Should Mo'unga, who was disappointing at first-five as an early replacement in Dublin and starter in Paris and has a bit to prove in 2022, miss the first 40 per cent of the Super Rugby Pacific round-robin as has been rumoured (and not denied by coach Scott Robertson), it is another indication that those early rounds just aren't all that important in the big scheme of things – and, remember, the top eight teams go through to the play-offs. There are only 12 teams in the competition.
Compared with the intensity of Super Rugby Aotearoa which was an almost literal case of last team standing takes the title after nine weeks of mental and physical mayhem, Super Rugby Pacific will likely be a meandering five-month journey featuring too many mismatches which only gets interesting in the final few weeks.
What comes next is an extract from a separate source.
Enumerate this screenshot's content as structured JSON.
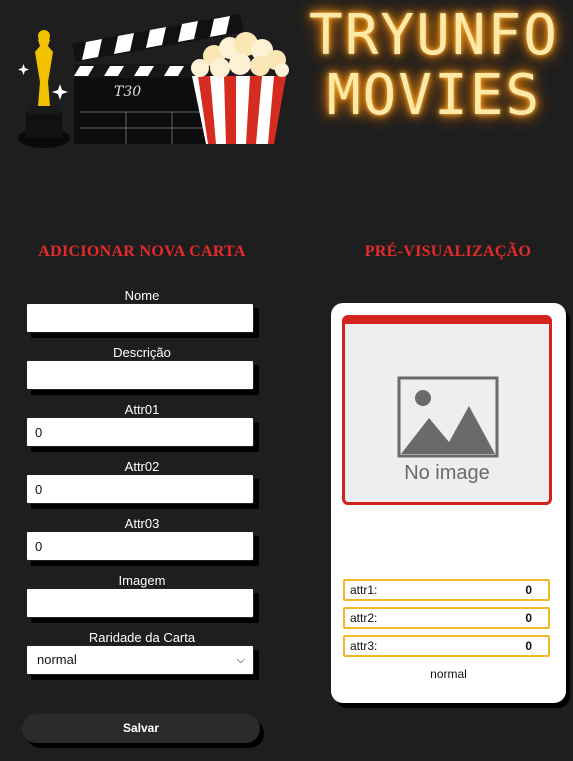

Even the deeply flawed Super Rugby Trans-Tasman competition maintained interest for the simple fact that every match – and in case of the New Zealand teams, every point - was important in determining which two Kiwi teams made the final.
The All Blacks fell off the metaphorical cliff this year in terms of fatigue but that doesn't excuse the difficulties they had against the Springboks in Australia, and this was after the intensity of Super Rugby Aotearoa. Ian Foster and his assistants will presumably have an even harder time of it over the next two years in terms of changing mindsets and even skillsets for the more ruthless business of test rugby which, and this is stating the obvious, goes to even higher levels for World Cup knockout matches.
I'm pragmatic enough to know that we shouldn't necessarily blame New Zealand Rugby or the All Blacks for allowing our elite players extra rest and to therefore miss Super Rugby games if required.
Their workloads are dangerously high already and that was probably reflected in their two recent defeats. The Crusaders were in contention for both Super Rugby titles this year and so it probably wasn't surprising to see the performances of Mo'unga, Sam Whitelock and Codie Taylor, in particular, fall away. And none of this will change until World Rugby hauls itself into the 21st Century and creates a global season.
But there's no denying it tarnishes the competition and, while obviously made a non-negotiable by Australian Rugby, having the top eight teams of a 12-team tournament qualify for the play-offs merely promotes mediocrity. The competition will suffer for it and so may the All Blacks.